Yemekteyiz programından sonra bütün enerjisini saçmalıklar üzerinde yoğunlaştırmış katıldığı MasteChef’te bunları açık bir şekilde sergilemekten hiç ama hiç çekinmiyordu.Durmak bilmeyen saçmalıklarının başlarda bu derece ilerleyeceği
kestirilemiyordu.Kısa bir süre sonra belli bir kısmın merakını çekmeyi başarmış olacak ki bu kişi yeni bir televizyon programında yeniden karşımıza çıkmayı başardı.MasterChef yarışması formatı gereği saçmalıklara kapısı ne kadar açık olsa da Murat bu formatın dahi kabul edemeyeceği saçma sapan ve dur durak bilmeyen konuşmalarına bir türlü son vermeyince 22. bölümde yarışmadan kovuldu.Cheflerin çocuk bakıcısına döndüğü yarışmada artık kimsenin ona tahammülü kalmamıştı.
Saygısızlığı şirinlikmiş gibi gösterme çabaları artık büyükleri tarafından defalarca azarlanarak sonlanmış, geç de olsa haketmediği şöhretten onu mahrum bırakmıştı.
Peki asıl soru neydi?
Gerçekten akıl sağlığı yerinde miydi?
Kendi yarattığı tiyatroyu mu oynuyordu?Yoksa göstermeye çalıştığı gibi sınır tanımayan bir çılgın mıydı?Her şeyi yapabilir miydi?Zaten yapmaması için bir neden var mıydı?”Şöhretin veya reklamın iyisi kötüsü yoktur” denilmiyor muydu?Amacına adım adım yaklaşan Murat Özdemir
için bu kadarı yeterli miydi peki?Tabiki hayır…İnsanoğlunun içindeki doyumsuzluk arzusu beslendikçe daha fazlasını istemeye başlamış ve düşünmüştü.
Nasıl daha ileri giderim?
Bir canlıya zarar vermeyi isteyip de kim apaçık bunu gözler önünde hiç çekinmeden yayınlayabilirdi? Cevap:Tabiki kendisiydi.
Sonuçta canlı kaplumbağalardan anahtarlık yapıp satan,köpek eti
festivalinde ete doymayan, boğaların sırtlarına kılıçlar saplayan,kedileri topuklu ayakkabılarıyla ezen fenomenler yok muydu?
Tüm bunlar Dünya çapında tanınmıyor ve varlıklarını sürdürmüyor muydu?
Cevap:Tabiki sürdürüyordu.
O anahtarlıkları satın alanlar, boğa güreşlerine
sırf izlemek için ülkeler aşarak gidenler,kedi sevmeyen insanımsılar…İşte dahası vardı.Peki o neden yaptı çünkü egosunu ve popülerliğini
savunmasız hayvanlara zarar vererek arttırmak isteyecek kadar acizdi.Yok olmaya yüz tutmuş duyguların yarattığı bir caniydi.
Ya da en iyi ihtimalle bir akıl hastasıydı.
Onun da izleyeni çoğalacak ve sonuç kötü olsa dahi bu alzheimer olmuş millet bir gün bunu da unutup ona yeni bir dizi,
film senaryosu yahut yine bir yarışmada kucak açacaktı.Çoğu zaman böyle olmuştu.

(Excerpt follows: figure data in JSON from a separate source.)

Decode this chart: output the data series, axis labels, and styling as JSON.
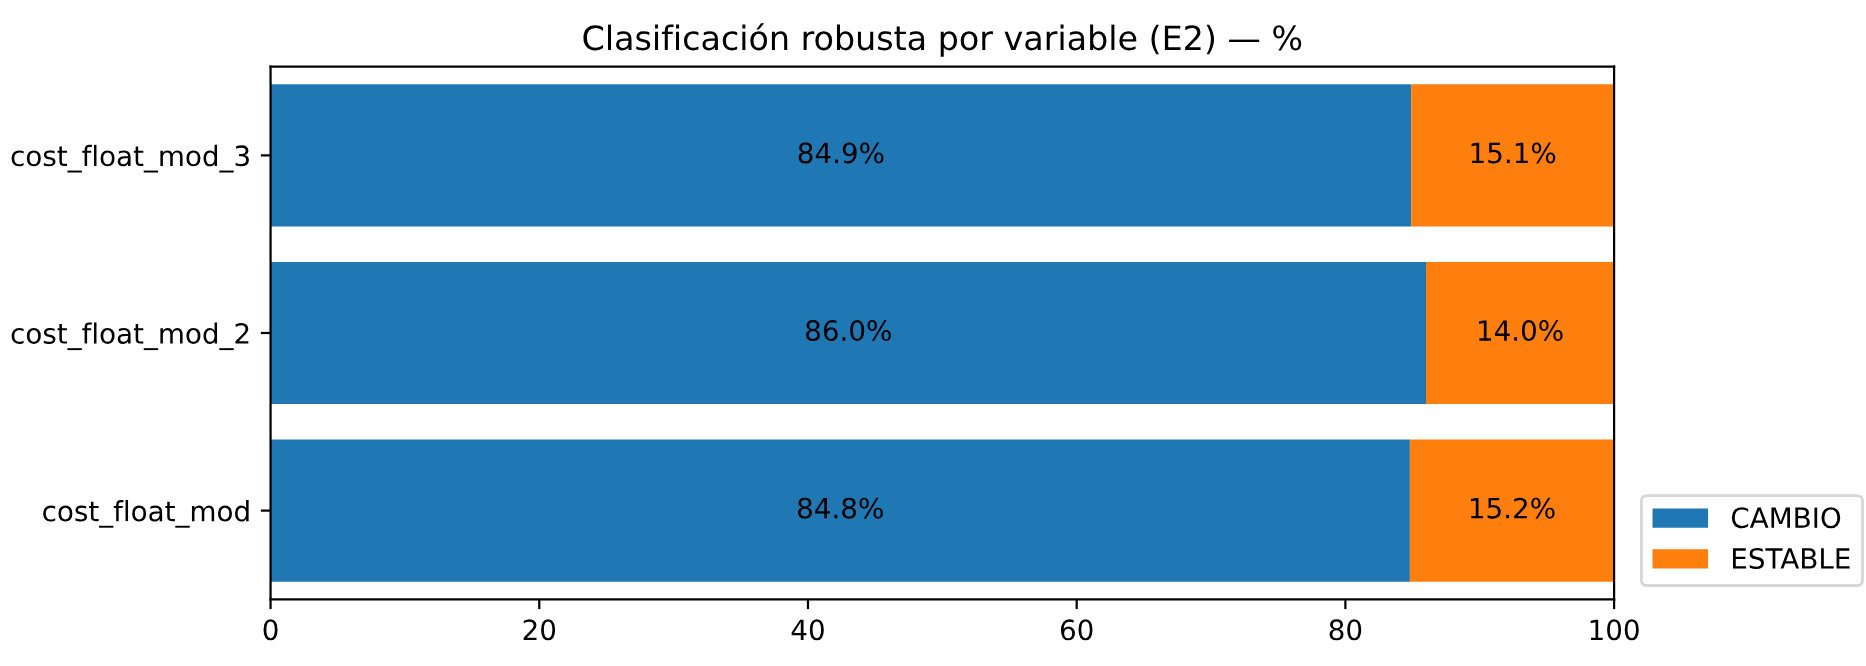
{
  "chart_data": {
    "type": "bar",
    "orientation": "horizontal",
    "stacked": true,
    "title": "Clasificación robusta por variable (E2) — %",
    "categories": [
      "cost_float_mod_3",
      "cost_float_mod_2",
      "cost_float_mod"
    ],
    "series": [
      {
        "name": "CAMBIO",
        "color": "#1f77b4",
        "values": [
          84.9,
          86.0,
          84.8
        ],
        "value_labels": [
          "84.9%",
          "86.0%",
          "84.8%"
        ]
      },
      {
        "name": "ESTABLE",
        "color": "#ff7f0e",
        "values": [
          15.1,
          14.0,
          15.2
        ],
        "value_labels": [
          "15.1%",
          "14.0%",
          "15.2%"
        ]
      }
    ],
    "xlim": [
      0,
      100
    ],
    "xticks": [
      0,
      20,
      40,
      60,
      80,
      100
    ],
    "legend": "bottom right",
    "grid": false
  }
}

O ahlak yoksunu bugün sosyal medya hesabından boğazını sıkarak hayvancağıza işkence etti ve yayınladı.Yoğun şikayet edilen bu kişi video paylaşımından kısa bir süre sonra gözaltına alındı.
Üzülerek acı bir kaybımızı bu şekilde paylaşıyorum.Bu fotoğrafta görmüş olduğunuz; Ölmüş insanlığın elindeki gücü kullanma tercihidir.